All the states, like Palestine, bordering on the Mediterranean, says a distinguished historian, simply looked at one another—partakers of a common misfortune. They were tranquil, but it was the silence of despair. Man was not being considered as an individual by the Romans any more; he was only a "thing." Human suffering in the provinces counted for nothing, if only Rome had some political gain. If Palestine, or any other province, had some advantage by the presence of Roman legions, it was purely incidental, and scarcely intended. At this very moment Palestine is groaning under awful taxes paid to Rome, one-third of all produced, the writers say. No wonder the Jews were longing for the new time, the great time, the king, the Old Scriptures had told about. They are so afflicted, so depressed. The government of man had been a failure with them. Would not the day soon be at hand when God himself, through some vicegerent, would come to the world and rule in pity? Then the wicked would no longer thrive, the just would live in delight, the very face of the world would be changed, all would be transformed into love and beauty, and Palestine would be the heart of the new world, and Jerusalem the capital of a perfected humanity. The Scriptures had said it. The prophets had said it.
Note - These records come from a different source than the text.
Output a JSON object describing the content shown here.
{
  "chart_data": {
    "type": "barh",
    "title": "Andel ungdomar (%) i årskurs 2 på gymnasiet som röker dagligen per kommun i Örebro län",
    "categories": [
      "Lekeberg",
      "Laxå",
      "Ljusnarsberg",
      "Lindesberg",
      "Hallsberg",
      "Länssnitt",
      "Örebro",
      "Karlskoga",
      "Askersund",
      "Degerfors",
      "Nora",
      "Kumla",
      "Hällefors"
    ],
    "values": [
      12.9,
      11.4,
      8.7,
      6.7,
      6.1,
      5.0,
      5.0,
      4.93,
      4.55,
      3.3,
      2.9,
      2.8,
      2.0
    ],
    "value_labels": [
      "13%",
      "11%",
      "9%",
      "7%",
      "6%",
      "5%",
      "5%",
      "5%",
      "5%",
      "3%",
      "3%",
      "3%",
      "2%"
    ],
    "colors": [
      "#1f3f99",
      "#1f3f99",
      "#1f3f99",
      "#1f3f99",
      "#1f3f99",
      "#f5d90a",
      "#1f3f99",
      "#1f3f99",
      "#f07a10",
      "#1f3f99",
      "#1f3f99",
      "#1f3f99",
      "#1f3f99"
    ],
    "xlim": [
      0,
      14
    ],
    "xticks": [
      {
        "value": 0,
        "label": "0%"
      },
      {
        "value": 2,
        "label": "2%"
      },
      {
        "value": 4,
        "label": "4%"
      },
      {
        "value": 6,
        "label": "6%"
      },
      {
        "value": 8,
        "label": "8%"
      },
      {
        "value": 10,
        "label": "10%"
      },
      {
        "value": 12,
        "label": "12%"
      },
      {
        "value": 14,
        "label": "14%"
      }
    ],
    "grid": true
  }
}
Nursing these lovely and lofty expectations the Jews patiently waited, bearing with many wrongs. All classes shared alike in the great delusion, rich and poor, high and low, priest and peasant. That a mighty king on his chariot was coming in the clouds was the common belief. The too literal reading of the old-time prophets had led a whole race into a futile misconception. The world was not coming to an end at all. The Jews were a people easily mis-led. Their confidence in the supernatural was overwhelming. It was a quality inherited from their pagan ancestors. Their very neighbors were heathen and worshiped mystical gods. Tens of thousands, mostly foreigners, had set up heathen temples and consulted heathen oracles right there in Galilee. Every time the young carpenter went to Jerusalem His eyes fell on some vast edifice dedicated to Jove or Juno, and strange gods were worshiped almost in the shadow of the great temple. This was not all. The very books read by the Jewish priests in the synagogue, or village churches, were filled with superstitious tales, with dreams and visions. In these books the people were told of times when angels walked upon the earth—they would walk again was the belief. The outcome of their wonderful superstitions, teachings, and their surroundings was an abject belief in marvels and impossibilities. If the most cultured and thinking persons lost their confidence in the marvelous, they kept it quiet. It was, besides, a day of jugglers, sleight of hand performers, and magicians. The peasants, mostly half-educated, could believe in anything. There was no knowledge of science available to show them the utter falsehood of things their eyes seemed to behold. The commonest laws of nature were not understood. The priests themselves did not know that the world was round. The common people were sufficiently credulous to accept the most astounding things. In short, the astounding things were to them the natural things, the expected. No wonder they misunderstood the old prophets of the Bible, and the signs of the times. No wonder they were believing and alarmed when John, hurrying from the wilderness, shouted to them to be ready, to hurry to the Jordan river, confess, and be baptized.